Error messages that tell you what's wrong, but not what's right

So I'm trying to do the right thing and validate a web page to ensure it's XHTML compliant.  Here's the result:

Sorry, I am unable to validate this document because its content type is text/plain, which is not currently supported by this service.

OK, great.  You can't handle text/plain.  I'm sorry.  So what do you handle?  What do I need to do to resolve this?

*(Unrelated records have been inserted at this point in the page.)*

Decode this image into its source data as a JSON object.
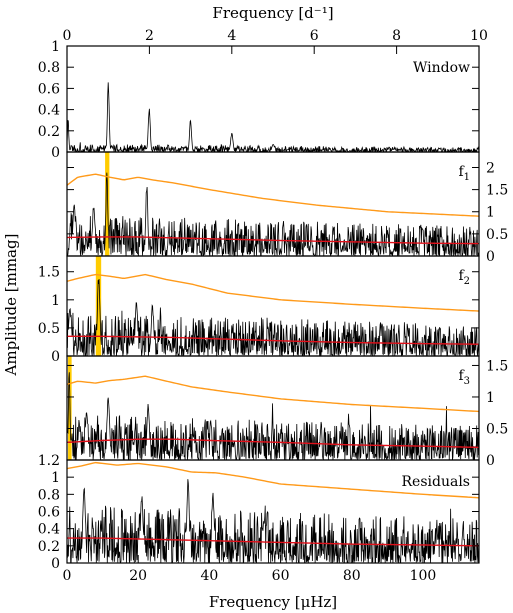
{
  "chart_data": {
    "type": "line",
    "top_axis": {
      "label": "Frequency [d⁻¹]",
      "range": [
        0,
        10
      ],
      "ticks": [
        "0",
        "2",
        "4",
        "6",
        "8",
        "10"
      ]
    },
    "bottom_axis": {
      "label": "Frequency [μHz]",
      "range": [
        0,
        115.74
      ],
      "ticks": [
        "0",
        "20",
        "40",
        "60",
        "80",
        "100"
      ]
    },
    "ylabel": "Amplitude [mmag]",
    "colors": {
      "spectrum": "#000000",
      "threshold_upper": "#ff9a1a",
      "threshold_lower": "#e0101a",
      "highlight": "#ffcc00"
    },
    "panels": [
      {
        "name": "Window",
        "label": "Window",
        "label_sub": "",
        "axis_side": "left",
        "ylim": [
          0,
          1
        ],
        "ticks": [
          {
            "value": 0,
            "label": "0"
          },
          {
            "value": 0.2,
            "label": "0.2"
          },
          {
            "value": 0.4,
            "label": "0.4"
          },
          {
            "value": 0.6,
            "label": "0.6"
          },
          {
            "value": 0.8,
            "label": "0.8"
          },
          {
            "value": 1,
            "label": "1"
          }
        ],
        "noise_base": 0.04,
        "noise_decay": 0.45,
        "peaks": [
          {
            "f": 0.3,
            "a": 0.34,
            "w": 0.25
          },
          {
            "f": 11.6,
            "a": 0.7,
            "w": 0.35
          },
          {
            "f": 23.1,
            "a": 0.42,
            "w": 0.4
          },
          {
            "f": 34.7,
            "a": 0.31,
            "w": 0.4
          },
          {
            "f": 46.3,
            "a": 0.19,
            "w": 0.45
          },
          {
            "f": 57.9,
            "a": 0.08,
            "w": 0.5
          }
        ],
        "highlight": null,
        "upper_curve": null,
        "lower_curve": null
      },
      {
        "name": "f1",
        "label": "f",
        "label_sub": "1",
        "axis_side": "right",
        "ylim": [
          0,
          2.35
        ],
        "ticks": [
          {
            "value": 0,
            "label": "0"
          },
          {
            "value": 0.5,
            "label": "0.5"
          },
          {
            "value": 1,
            "label": "1"
          },
          {
            "value": 1.5,
            "label": "1.5"
          },
          {
            "value": 2,
            "label": "2"
          }
        ],
        "noise_base": 0.5,
        "noise_decay": 0.3,
        "peaks": [
          {
            "f": 11.2,
            "a": 1.9,
            "w": 0.4
          },
          {
            "f": 22.4,
            "a": 1.7,
            "w": 0.4
          },
          {
            "f": 7.5,
            "a": 1.25,
            "w": 0.5
          },
          {
            "f": 2.0,
            "a": 1.2,
            "w": 0.5
          }
        ],
        "highlight": [
          10.7,
          11.9
        ],
        "upper_curve": {
          "x": [
            0,
            3,
            8,
            12,
            16,
            20,
            24,
            30,
            40,
            55,
            70,
            90,
            115.74
          ],
          "y": [
            1.6,
            1.78,
            1.85,
            1.78,
            1.72,
            1.78,
            1.72,
            1.65,
            1.5,
            1.3,
            1.15,
            1.0,
            0.9
          ]
        },
        "lower_curve": {
          "x": [
            0,
            10,
            20,
            30,
            40,
            60,
            80,
            100,
            115.74
          ],
          "y": [
            0.42,
            0.43,
            0.43,
            0.41,
            0.39,
            0.35,
            0.32,
            0.29,
            0.28
          ]
        }
      },
      {
        "name": "f2",
        "label": "f",
        "label_sub": "2",
        "axis_side": "left",
        "ylim": [
          0,
          1.78
        ],
        "ticks": [
          {
            "value": 0,
            "label": "0"
          },
          {
            "value": 0.5,
            "label": "0.5"
          },
          {
            "value": 1,
            "label": "1"
          },
          {
            "value": 1.5,
            "label": "1.5"
          }
        ],
        "noise_base": 0.42,
        "noise_decay": 0.3,
        "peaks": [
          {
            "f": 8.9,
            "a": 1.5,
            "w": 0.5
          },
          {
            "f": 0.8,
            "a": 0.95,
            "w": 0.5
          },
          {
            "f": 19.5,
            "a": 1.0,
            "w": 0.5
          },
          {
            "f": 24.0,
            "a": 0.95,
            "w": 0.5
          }
        ],
        "highlight": [
          8.1,
          9.6
        ],
        "upper_curve": {
          "x": [
            0,
            3,
            8,
            12,
            16,
            22,
            28,
            35,
            45,
            60,
            80,
            100,
            115.74
          ],
          "y": [
            1.33,
            1.38,
            1.45,
            1.42,
            1.38,
            1.45,
            1.36,
            1.28,
            1.12,
            1.0,
            0.92,
            0.85,
            0.8
          ]
        },
        "lower_curve": {
          "x": [
            0,
            10,
            20,
            30,
            40,
            60,
            80,
            100,
            115.74
          ],
          "y": [
            0.35,
            0.35,
            0.34,
            0.33,
            0.31,
            0.27,
            0.24,
            0.22,
            0.21
          ]
        }
      },
      {
        "name": "f3",
        "label": "f",
        "label_sub": "3",
        "axis_side": "right",
        "ylim": [
          0,
          1.65
        ],
        "ticks": [
          {
            "value": 0,
            "label": "0"
          },
          {
            "value": 0.5,
            "label": "0.5"
          },
          {
            "value": 1,
            "label": "1"
          },
          {
            "value": 1.5,
            "label": "1.5"
          }
        ],
        "noise_base": 0.38,
        "noise_decay": 0.25,
        "peaks": [
          {
            "f": 0.6,
            "a": 1.55,
            "w": 0.3
          },
          {
            "f": 11.6,
            "a": 1.1,
            "w": 0.5
          },
          {
            "f": 5.5,
            "a": 0.85,
            "w": 0.5
          },
          {
            "f": 22.8,
            "a": 0.9,
            "w": 0.5
          }
        ],
        "highlight": [
          0.3,
          1.3
        ],
        "upper_curve": {
          "x": [
            0,
            3,
            8,
            12,
            16,
            22,
            28,
            35,
            45,
            60,
            80,
            100,
            115.74
          ],
          "y": [
            1.2,
            1.25,
            1.22,
            1.26,
            1.28,
            1.33,
            1.25,
            1.16,
            1.08,
            0.97,
            0.88,
            0.82,
            0.77
          ]
        },
        "lower_curve": {
          "x": [
            0,
            10,
            20,
            30,
            40,
            60,
            80,
            100,
            115.74
          ],
          "y": [
            0.28,
            0.31,
            0.33,
            0.33,
            0.31,
            0.28,
            0.24,
            0.22,
            0.2
          ]
        }
      },
      {
        "name": "Residuals",
        "label": "Residuals",
        "label_sub": "",
        "axis_side": "left",
        "ylim": [
          0,
          1.2
        ],
        "ticks": [
          {
            "value": 0,
            "label": "0"
          },
          {
            "value": 0.2,
            "label": "0.2"
          },
          {
            "value": 0.4,
            "label": "0.4"
          },
          {
            "value": 0.6,
            "label": "0.6"
          },
          {
            "value": 0.8,
            "label": "0.8"
          },
          {
            "value": 1,
            "label": "1"
          },
          {
            "value": 1.2,
            "label": "1.2"
          }
        ],
        "noise_base": 0.36,
        "noise_decay": 0.25,
        "peaks": [
          {
            "f": 34.0,
            "a": 1.02,
            "w": 0.5
          },
          {
            "f": 41.0,
            "a": 0.85,
            "w": 0.5
          },
          {
            "f": 4.8,
            "a": 0.95,
            "w": 0.5
          },
          {
            "f": 21.0,
            "a": 0.82,
            "w": 0.5
          }
        ],
        "highlight": null,
        "upper_curve": {
          "x": [
            0,
            4,
            8,
            14,
            20,
            28,
            35,
            42,
            50,
            60,
            80,
            100,
            115.74
          ],
          "y": [
            1.1,
            1.13,
            1.17,
            1.14,
            1.16,
            1.12,
            1.06,
            1.05,
            1.0,
            0.92,
            0.86,
            0.8,
            0.76
          ]
        },
        "lower_curve": {
          "x": [
            0,
            10,
            20,
            30,
            40,
            60,
            80,
            100,
            115.74
          ],
          "y": [
            0.29,
            0.29,
            0.28,
            0.27,
            0.26,
            0.24,
            0.22,
            0.21,
            0.2
          ]
        }
      }
    ]
  }
}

Unfortunately, this type of error message is quite common.  If you can give an error description this specific, it's also possible to give the user instructions on how to avoid the error.  The users are your friends -- help them out.

5 Comments

  • Not only this, error messages should hava a link to a website that could have much more detail about the problem and solution than the typical terse message. For example, Microsoft could put a link in all their error mesages that pointed to a support article or list of articles. Also, add some detail about the error link in a querystring to further fine tune the solution provided. They could log all the hits they get from these error message links and build up a database of error inquiries to highlight where they need to make improvements.

  • Jeff, even when you add those tags you still need to setup your web server so it serves HTML as HTML, not as plain text. You complaining about that is like me having an executable named program.txt and complaining that Windows won't execute it (it actually will but not from the shell).

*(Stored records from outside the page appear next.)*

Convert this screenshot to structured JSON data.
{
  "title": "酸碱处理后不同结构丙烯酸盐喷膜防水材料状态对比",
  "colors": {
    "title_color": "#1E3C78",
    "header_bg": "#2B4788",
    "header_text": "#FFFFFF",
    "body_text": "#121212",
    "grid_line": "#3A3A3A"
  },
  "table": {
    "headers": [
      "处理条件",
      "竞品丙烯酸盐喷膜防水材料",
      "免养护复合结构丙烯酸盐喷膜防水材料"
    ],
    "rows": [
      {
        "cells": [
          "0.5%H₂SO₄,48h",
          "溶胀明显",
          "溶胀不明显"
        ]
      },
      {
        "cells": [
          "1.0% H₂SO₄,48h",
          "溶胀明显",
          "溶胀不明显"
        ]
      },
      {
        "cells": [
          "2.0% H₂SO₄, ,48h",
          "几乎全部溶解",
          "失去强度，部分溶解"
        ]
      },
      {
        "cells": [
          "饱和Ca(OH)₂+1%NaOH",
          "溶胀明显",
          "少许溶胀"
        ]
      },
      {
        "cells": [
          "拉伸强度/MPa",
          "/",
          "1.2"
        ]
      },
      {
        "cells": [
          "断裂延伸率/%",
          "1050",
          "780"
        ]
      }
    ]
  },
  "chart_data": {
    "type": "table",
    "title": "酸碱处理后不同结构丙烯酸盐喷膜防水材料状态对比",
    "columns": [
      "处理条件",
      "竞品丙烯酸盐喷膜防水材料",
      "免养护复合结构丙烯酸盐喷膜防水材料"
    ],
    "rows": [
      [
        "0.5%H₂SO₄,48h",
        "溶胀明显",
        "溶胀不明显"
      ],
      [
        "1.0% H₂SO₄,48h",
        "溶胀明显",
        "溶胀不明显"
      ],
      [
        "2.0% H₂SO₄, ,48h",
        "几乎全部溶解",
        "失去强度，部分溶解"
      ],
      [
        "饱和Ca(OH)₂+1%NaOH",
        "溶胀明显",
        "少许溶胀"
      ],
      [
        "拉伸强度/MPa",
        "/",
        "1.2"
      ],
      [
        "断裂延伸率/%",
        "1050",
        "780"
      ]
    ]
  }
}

    As for what the W3C's HTML/XHTML validator handles - HTML (text/html) and XHTML (application/xhtml+xml). They don't try to validate plain text (there are no rules as to how should a plain text document be structured). Unfortunatelly the best browser on the Earth does not handle XHTML very well...

  • i was just bloggin 'bout this last week -- as clarson says, links to relevant articles would be excellent.



    if big software companies did this, it would also lift a few technical writers out of the ranks of the unemployed :+)



    cheers

    lb

  • Jerry: The site has an textbox to upload a web page. I save the HTML from a page and uploaded it. What did I do wrong?



    clarson: Definitely agree. Nice to see that MSFT is starting to do this in some areas. I hope the trend continues.

  • Jeff - if you use the file upload then you did nothing wrong, but since you're not uploading the response headers (because you simple can't, no fault at anyone's end) you need to explicitly set your content type and encoding. The validator is really built to validate live pages by pulling them off of the web server, since HTTP pushes a lot of metadata with each response that is not preserved when you save the HTML content to a text file.



    Or you may just need to save the file as .html, not .txt (since your browser will set the content-type on the file you upload, text/plain in case of .txt files).